Let's get geeky about winding direction.

Rich_S

HomeGrownToneBrewologist
I was on the phone a couple weeks ago with somebody at Fralin (not Lindy). I was asking questions about whether the Blues Special Strat pickups I got off FleaBay would phase correctly with my Duncan QP. While we were talking, he said something about wiring a pickup one way being noisier that if I swapped its leads. (We're talking about normal single-coil Strat pickujps here).

I was scribbling some notes at the time and didn't catch all of what he said, but I took it to mean that the outside wraps on a pickup coil act as shielding for the inner wraps, and therefore should be wired as the "ground" side of the pickup.
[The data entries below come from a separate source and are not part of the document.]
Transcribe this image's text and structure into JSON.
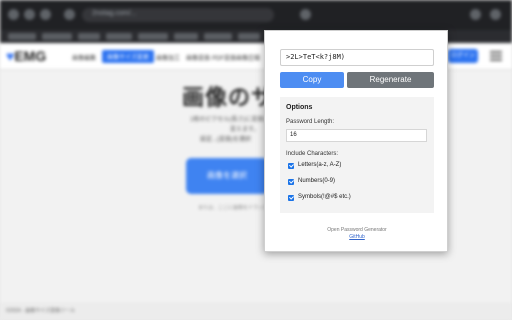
{
  "browser": {
    "url_text": "2notag.com/..."
  },
  "site": {
    "logo_text": "EMG",
    "nav": [
      "画像編集",
      "画像サイズ変更",
      "画像加工",
      "画像変換",
      "PDF変換",
      "画像圧縮"
    ],
    "header_button": "ログイン",
    "hero_title": "画像のサイ",
    "hero_lines": [
      "1枚のピクセル(長さ)に変換して",
      "変えます。",
      "設定...(変換)を選択"
    ],
    "hero_button": "画像を選択",
    "hero_small": "または、ここに画像をドラッグ",
    "footer": "©2024 - 画像サイズ変換ツール"
  },
  "popup": {
    "password": ">2L>TeT<k?j8M)",
    "copy_label": "Copy",
    "regenerate_label": "Regenerate",
    "options_title": "Options",
    "length_label": "Password Length:",
    "length_value": "16",
    "include_label": "Include Characters:",
    "checkboxes": [
      {
        "label": "Letters(a-z, A-Z)",
        "checked": true
      },
      {
        "label": "Numbers(0-9)",
        "checked": true
      },
      {
        "label": "Symbols(!@#$ etc.)",
        "checked": true
      }
    ],
    "credit": "Open Password Generator",
    "credit_link": "GitHub"
  },
  "colors": {
    "accent": "#4d8df2",
    "secondary_button": "#6f757a",
    "checkbox": "#1a73e8"
  }
}
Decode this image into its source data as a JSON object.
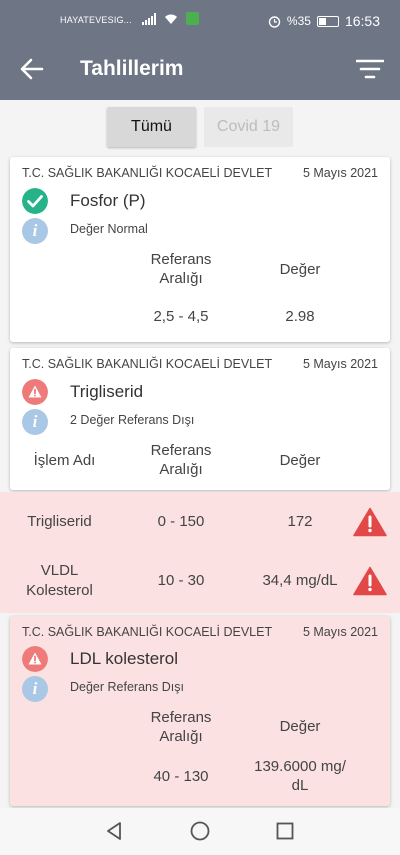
{
  "status_bar": {
    "carrier": "HAYATEVESIG...",
    "battery_percent": "%35",
    "time": "16:53"
  },
  "app_bar": {
    "title": "Tahlillerim"
  },
  "tabs": [
    {
      "label": "Tümü",
      "active": true
    },
    {
      "label": "Covid 19",
      "active": false
    }
  ],
  "cards": [
    {
      "hospital": "T.C. SAĞLIK BAKANLIĞI KOCAELİ DEVLET",
      "date": "5 Mayıs 2021",
      "test_name": "Fosfor (P)",
      "status": "Değer Normal",
      "status_type": "normal",
      "col_ref": "Referans\nAralığı",
      "col_value": "Değer",
      "ref_range": "2,5 - 4,5",
      "value": "2.98"
    },
    {
      "hospital": "T.C. SAĞLIK BAKANLIĞI KOCAELİ DEVLET",
      "date": "5 Mayıs 2021",
      "test_name": "Trigliserid",
      "status": "2 Değer Referans Dışı",
      "status_type": "warning",
      "col_name": "İşlem Adı",
      "col_ref": "Referans\nAralığı",
      "col_value": "Değer"
    },
    {
      "hospital": "T.C. SAĞLIK BAKANLIĞI KOCAELİ DEVLET",
      "date": "5 Mayıs 2021",
      "test_name": "LDL kolesterol",
      "status": "Değer Referans Dışı",
      "status_type": "warning",
      "col_ref": "Referans\nAralığı",
      "col_value": "Değer",
      "ref_range": "40 - 130",
      "value": "139.6000 mg/\ndL"
    }
  ],
  "sub_results": [
    {
      "name": "Trigliserid",
      "ref_range": "0 - 150",
      "value": "172"
    },
    {
      "name": "VLDL\nKolesterol",
      "ref_range": "10 - 30",
      "value": "34,4 mg/dL"
    }
  ],
  "colors": {
    "app_bar": "#6e7584",
    "normal_green": "#26b38a",
    "warning_red": "#ee5555",
    "out_of_range_bg": "#fbe1e1",
    "info_blue": "#a9c8e6"
  }
}
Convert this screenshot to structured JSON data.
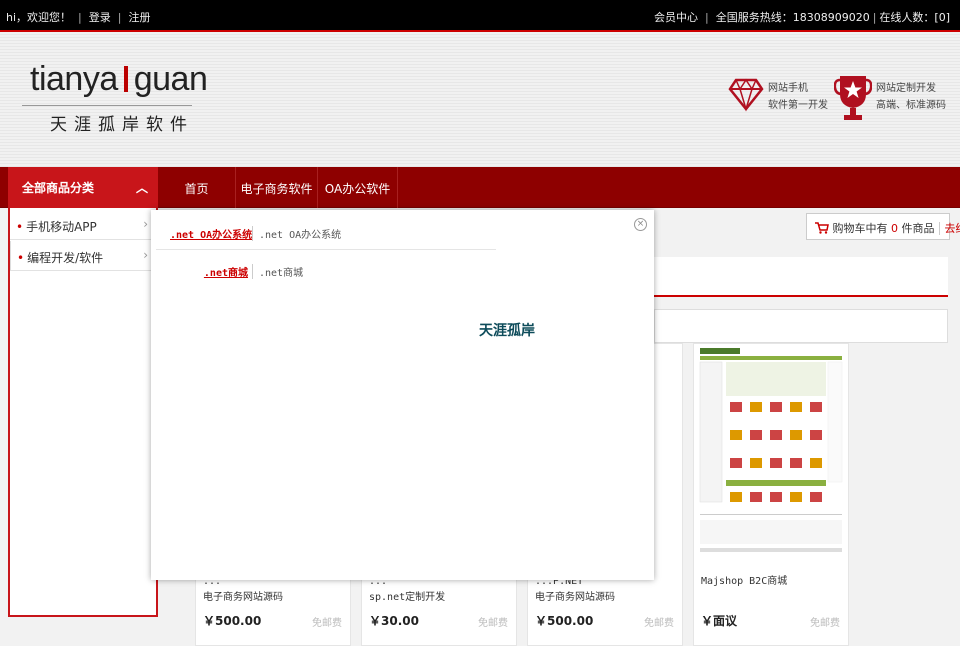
{
  "topbar": {
    "greeting": "hi，欢迎您！",
    "login": "登录",
    "register": "注册",
    "member_center": "会员中心",
    "hotline": "全国服务热线：18308909020",
    "online": "在线人数：[0]"
  },
  "logo": {
    "en_left": "tianya",
    "en_right": "guan",
    "cn": "天涯孤岸软件"
  },
  "promos": [
    {
      "line1": "网站手机",
      "line2": "软件第一开发",
      "icon": "diamond-icon"
    },
    {
      "line1": "网站定制开发",
      "line2": "高端、标准源码",
      "icon": "trophy-icon"
    }
  ],
  "nav": {
    "category_label": "全部商品分类",
    "items": [
      "首页",
      "电子商务软件",
      "OA办公软件"
    ]
  },
  "sidebar": {
    "items": [
      "手机移动APP",
      "编程开发/软件"
    ]
  },
  "cart": {
    "prefix": "购物车中有",
    "count": "0",
    "suffix": "件商品",
    "checkout": "去结算"
  },
  "popup": {
    "rows": [
      {
        "key": ".net OA办公系统",
        "value": ".net OA办公系统"
      },
      {
        "key": ".net商城",
        "value": ".net商城"
      }
    ],
    "brand_text": "天涯孤岸",
    "close": "×"
  },
  "products": [
    {
      "name1": "...",
      "name2": "电子商务网站源码",
      "price": "￥500.00",
      "shipping": "免邮费"
    },
    {
      "name1": "...",
      "name2": "sp.net定制开发",
      "price": "￥30.00",
      "shipping": "免邮费"
    },
    {
      "name1": "...P.NET",
      "name2": "电子商务网站源码",
      "price": "￥500.00",
      "shipping": "免邮费"
    },
    {
      "name1": "Majshop B2C商城",
      "name2": "",
      "price": "￥面议",
      "shipping": "免邮费"
    }
  ],
  "colors": {
    "nav_bg": "#8e0000",
    "category_bg": "#c8151a",
    "accent": "#cc0000"
  }
}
That would mean the "hot" signal is buried in the middle of the coil, shielded by the grounded outer wraps.

It made sense to me, but then I started looking at the pickups I had lying around (the pair of Fralin Strats, and a pair of '05 MIM Tele pickups.) I can see the coil wires leaving the eyelets, and can tell which way each end of the coil goes - either in toward the center, or at a tangent to the outside of the coil.

ALL of these pickups have the black wire going to the center, and the white wire on the outside of the coil. Since black is supposd to be ground, that makes all four of these pickups backwards from what I understood the Fralin guy was trying to tell me.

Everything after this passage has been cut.